変更を生じた日から15日以内に届け出ること。

(2) 地番変更等の行政区画整理の場合は、必要ありません。

(3)

〈麻薬業務所が法人化した場合〉

麻薬業務所が法人化したとき、麻薬施用者については、記載事項変更届のみの提出でよい。

ただし、麻薬管理者については、現麻薬管理者免許証を廃止し、新規免許申請をすること。

免許証再交付

麻薬施用者免許証再交付申請書

麻薬管理者免許証再交付申請書

き損した場合

麻薬施用者免許証

麻薬管理者免許証

(1) 提出期限

麻薬施用(管理)者免許証のき損又は亡失を発見したときは、15日以内に届け出ること。

(2) 手数料

治験薬等の麻薬を譲渡

麻薬譲渡許可申請書

(地方厚生(支)局長あて)

譲渡受者の麻薬取扱者免許証(写)等

(1) 法定の麻薬流通経路以外に麻薬を譲渡するときに申請すること。

(2) 地方厚生(支)局長の許可を受けてから相手方に麻薬を譲渡すること。

麻薬の廃棄

処方変更や患者の死亡により返還された麻薬(転院してきた患者が麻薬を持参してきた場合を含む)

調剤済麻薬廃棄届

なし

調剤済麻薬を廃棄した場合は、30日以内に届け出ること。

(看護師詰所等で管理・保管していた麻薬で、衛生状態が担保できるものであれば再利用可)

不良・不要麻薬等の廃棄

麻薬廃棄届

なし

(1) 陳旧麻薬、誤調整した麻薬等(処方せんにより払い出された麻薬以外のもの)を廃棄するとき届け出ること。

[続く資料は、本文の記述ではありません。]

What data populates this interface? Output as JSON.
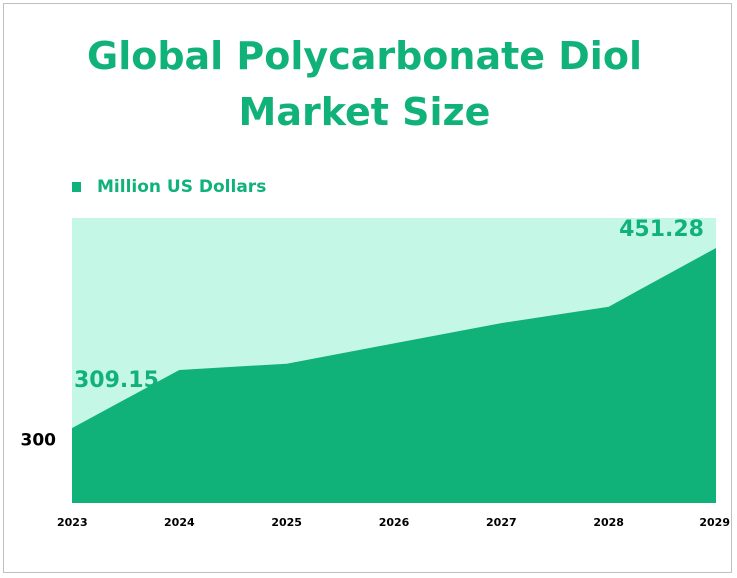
{
  "chart_data": {
    "type": "area",
    "title": "Global Polycarbonate Diol Market Size",
    "title_lines": [
      "Global Polycarbonate Diol",
      "Market Size"
    ],
    "categories": [
      "2023",
      "2024",
      "2025",
      "2026",
      "2027",
      "2028",
      "2029"
    ],
    "series": [
      {
        "name": "Million US Dollars",
        "values": [
          309.15,
          355,
          360,
          376,
          392,
          405,
          451.28
        ]
      }
    ],
    "data_labels": [
      {
        "index": 0,
        "text": "309.15"
      },
      {
        "index": 6,
        "text": "451.28"
      }
    ],
    "y_ticks": [
      "300"
    ],
    "ylim": [
      250,
      475
    ],
    "xlabel": "",
    "ylabel": "",
    "legend_position": "top-left",
    "grid": false,
    "colors": {
      "area": "#10b27a",
      "plot_background": "#c4f7e6",
      "label": "#10b27a",
      "axis_text": "#000000"
    }
  }
}
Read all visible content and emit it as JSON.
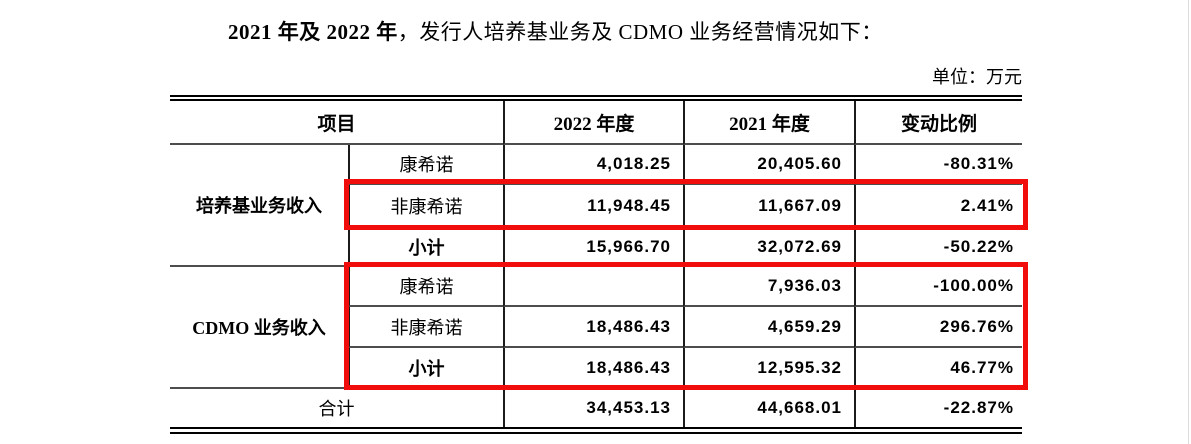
{
  "title": {
    "bold": "2021 年及 2022 年",
    "rest": "，发行人培养基业务及 CDMO 业务经营情况如下："
  },
  "unit_label": "单位：万元",
  "table": {
    "header": {
      "item": "项目",
      "y2022": "2022 年度",
      "y2021": "2021 年度",
      "change": "变动比例"
    },
    "groups": [
      {
        "name": "培养基业务收入",
        "rows": [
          {
            "label": "康希诺",
            "y2022": "4,018.25",
            "y2021": "20,405.60",
            "change": "-80.31%"
          },
          {
            "label": "非康希诺",
            "y2022": "11,948.45",
            "y2021": "11,667.09",
            "change": "2.41%"
          },
          {
            "label": "小计",
            "y2022": "15,966.70",
            "y2021": "32,072.69",
            "change": "-50.22%"
          }
        ]
      },
      {
        "name": "CDMO 业务收入",
        "rows": [
          {
            "label": "康希诺",
            "y2022": "",
            "y2021": "7,936.03",
            "change": "-100.00%"
          },
          {
            "label": "非康希诺",
            "y2022": "18,486.43",
            "y2021": "4,659.29",
            "change": "296.76%"
          },
          {
            "label": "小计",
            "y2022": "18,486.43",
            "y2021": "12,595.32",
            "change": "46.77%"
          }
        ]
      }
    ],
    "total": {
      "label": "合计",
      "y2022": "34,453.13",
      "y2021": "44,668.01",
      "change": "-22.87%"
    }
  },
  "annotations": {
    "highlight_color": "#f20d0d",
    "boxes": [
      "media-business-non-cansino-row",
      "cdmo-business-all-rows"
    ]
  }
}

(2) 届を提出してから麻薬取締員等の立会いの下で廃棄すること。

麻薬の廃棄

処方せんにより払い出された麻薬

調剤済麻薬廃棄届

なし

処方せんにより払い出された麻薬を廃棄した場合は、30日以内に届け出ること。

破損等の事故

麻薬事故届

なし

(1) 麻薬が流失し、盗取され、所在不明等になったときは速やかに届け出ること。

(2) 事故届を提出する際、特にアンプル注射剤の事故による残余麻薬があり残余麻薬の廃棄を必要とする時は、麻薬診療施設の他の職員の立会の下に廃棄して、麻薬事故届にその経過を記載すれば麻薬廃棄届等の提出は不要。

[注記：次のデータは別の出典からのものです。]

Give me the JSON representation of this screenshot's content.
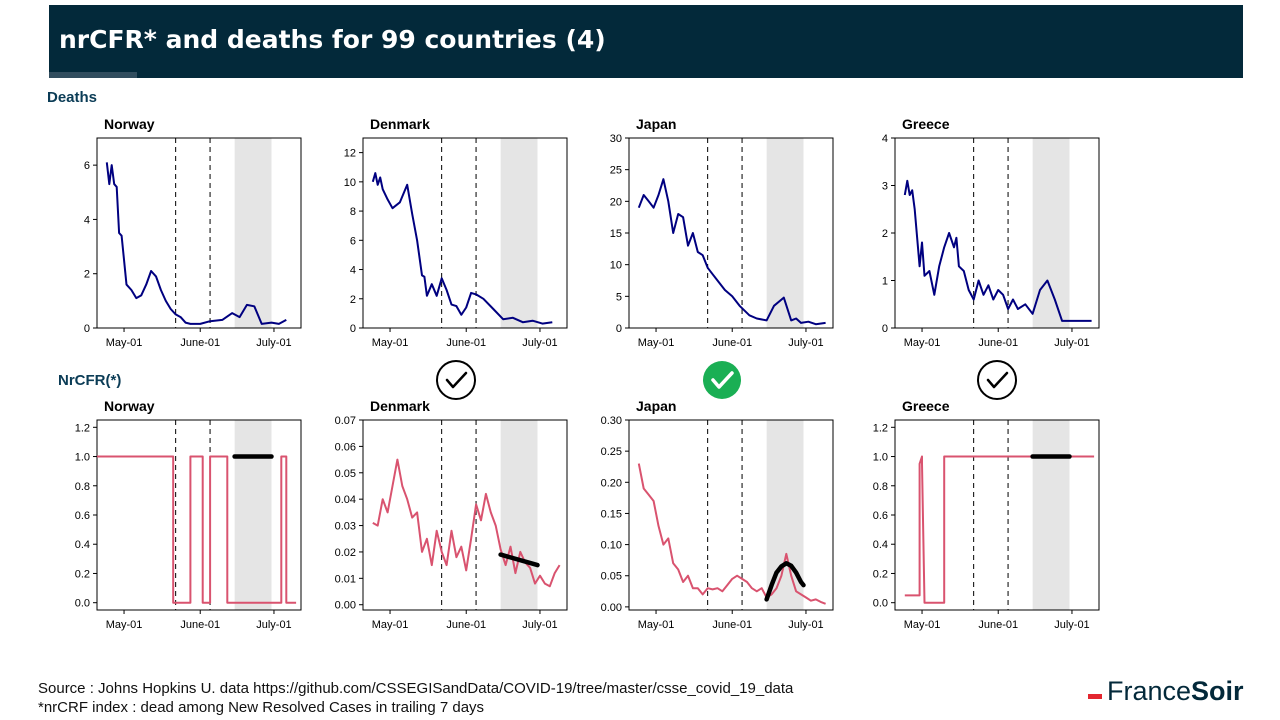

(3) 盗難の場合は、同時に警察にも届け出て、現場保存に努めること。

麻薬中毒の診断

麻薬中毒者診断届

麻薬中毒者と診断された者が死亡又は転院した場合に必要な提出書類

麻薬中毒者転帰届

なし

(1) 麻薬施用者であるか否かにかかわらず医師が診断の結果、麻薬中毒と診断したときは入院、外来を問わず届け出ること。

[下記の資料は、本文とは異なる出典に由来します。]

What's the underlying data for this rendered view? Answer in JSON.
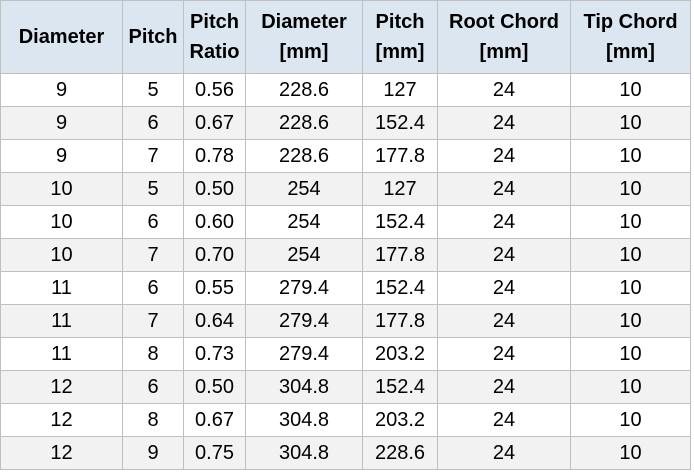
{
  "table": {
    "header": [
      "Diameter",
      "Pitch",
      "Pitch Ratio",
      "Diameter [mm]",
      "Pitch [mm]",
      "Root Chord [mm]",
      "Tip Chord [mm]"
    ],
    "rows": [
      [
        "9",
        "5",
        "0.56",
        "228.6",
        "127",
        "24",
        "10"
      ],
      [
        "9",
        "6",
        "0.67",
        "228.6",
        "152.4",
        "24",
        "10"
      ],
      [
        "9",
        "7",
        "0.78",
        "228.6",
        "177.8",
        "24",
        "10"
      ],
      [
        "10",
        "5",
        "0.50",
        "254",
        "127",
        "24",
        "10"
      ],
      [
        "10",
        "6",
        "0.60",
        "254",
        "152.4",
        "24",
        "10"
      ],
      [
        "10",
        "7",
        "0.70",
        "254",
        "177.8",
        "24",
        "10"
      ],
      [
        "11",
        "6",
        "0.55",
        "279.4",
        "152.4",
        "24",
        "10"
      ],
      [
        "11",
        "7",
        "0.64",
        "279.4",
        "177.8",
        "24",
        "10"
      ],
      [
        "11",
        "8",
        "0.73",
        "279.4",
        "203.2",
        "24",
        "10"
      ],
      [
        "12",
        "6",
        "0.50",
        "304.8",
        "152.4",
        "24",
        "10"
      ],
      [
        "12",
        "8",
        "0.67",
        "304.8",
        "203.2",
        "24",
        "10"
      ],
      [
        "12",
        "9",
        "0.75",
        "304.8",
        "228.6",
        "24",
        "10"
      ]
    ]
  }
}
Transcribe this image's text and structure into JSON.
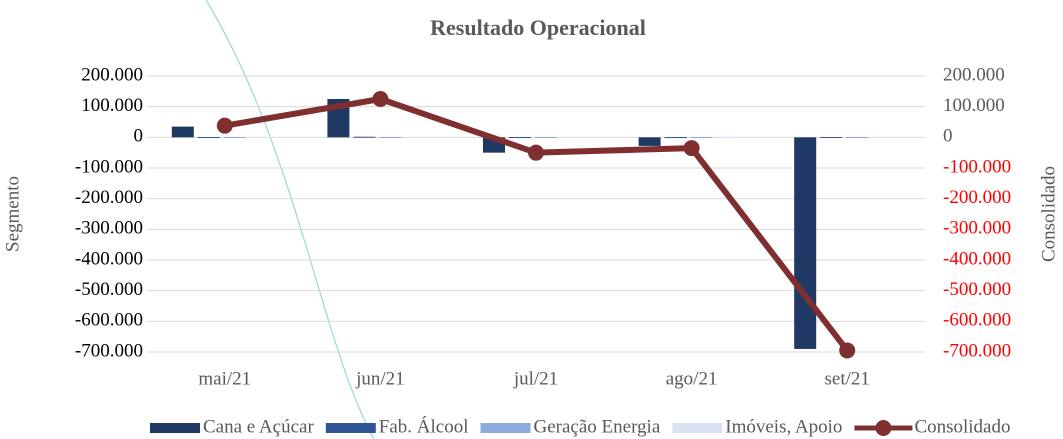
{
  "chart_data": {
    "type": "bar_line",
    "title": "Resultado Operacional",
    "ylabel": "Segmento",
    "y2label": "Consolidado",
    "categories": [
      "mai/21",
      "jun/21",
      "jul/21",
      "ago/21",
      "set/21"
    ],
    "series": [
      {
        "name": "Cana e Açúcar",
        "color": "#1f3864",
        "type": "bar",
        "values": [
          35000,
          125000,
          -50000,
          -28000,
          -690000
        ]
      },
      {
        "name": "Fab. Álcool",
        "color": "#2f5597",
        "type": "bar",
        "values": [
          1000,
          2000,
          1000,
          1000,
          1000
        ]
      },
      {
        "name": "Geração Energia",
        "color": "#8faadc",
        "type": "bar",
        "values": [
          1000,
          1000,
          1000,
          1000,
          1000
        ]
      },
      {
        "name": "Imóveis, Apoio",
        "color": "#dae3f3",
        "type": "bar",
        "values": [
          1000,
          1000,
          1000,
          2000,
          1000
        ]
      },
      {
        "name": "Consolidado",
        "color": "#7f2f2f",
        "type": "line",
        "axis": "y2",
        "values": [
          38000,
          125000,
          -50000,
          -35000,
          -695000
        ]
      }
    ],
    "ylim": [
      -700000,
      200000
    ],
    "yticks": [
      {
        "value": 200000,
        "label": "200.000"
      },
      {
        "value": 100000,
        "label": "100.000"
      },
      0,
      {
        "value": -100000,
        "label": "-100.000"
      },
      {
        "value": -200000,
        "label": "-200.000"
      },
      {
        "value": -300000,
        "label": "-300.000"
      },
      {
        "value": -400000,
        "label": "-400.000"
      },
      {
        "value": -500000,
        "label": "-500.000"
      },
      {
        "value": -600000,
        "label": "-600.000"
      },
      {
        "value": -700000,
        "label": "-700.000"
      }
    ],
    "y2lim": [
      -700000,
      200000
    ],
    "y2ticks": [
      {
        "value": 200000,
        "label": "200.000"
      },
      {
        "value": 100000,
        "label": "100.000"
      },
      0,
      {
        "value": -100000,
        "label": "-100.000"
      },
      {
        "value": -200000,
        "label": "-200.000"
      },
      {
        "value": -300000,
        "label": "-300.000"
      },
      {
        "value": -400000,
        "label": "-400.000"
      },
      {
        "value": -500000,
        "label": "-500.000"
      },
      {
        "value": -600000,
        "label": "-600.000"
      },
      {
        "value": -700000,
        "label": "-700.000"
      }
    ],
    "y2_negative_color": "#ff0000",
    "grid": true,
    "legend": "bottom"
  }
}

(2) 〈麻薬中毒者と診断された者が死亡又は転院した場合とは〉

麻薬中毒者と診断した者、又は当院で診療を受けている患者で、麻薬中毒者と他の病院等で診断された者が、死亡又は転院したときのこと。

年間報告

麻薬年間届

なし

(1) 毎年11月30日までに、前年10月1日から本年9月30日までの受け払い及び本年9月30日現在の所有量について麻薬診療施設等の麻薬管理(施用)者が届け出ること。

(2) 毎年10月頃から受け付ける。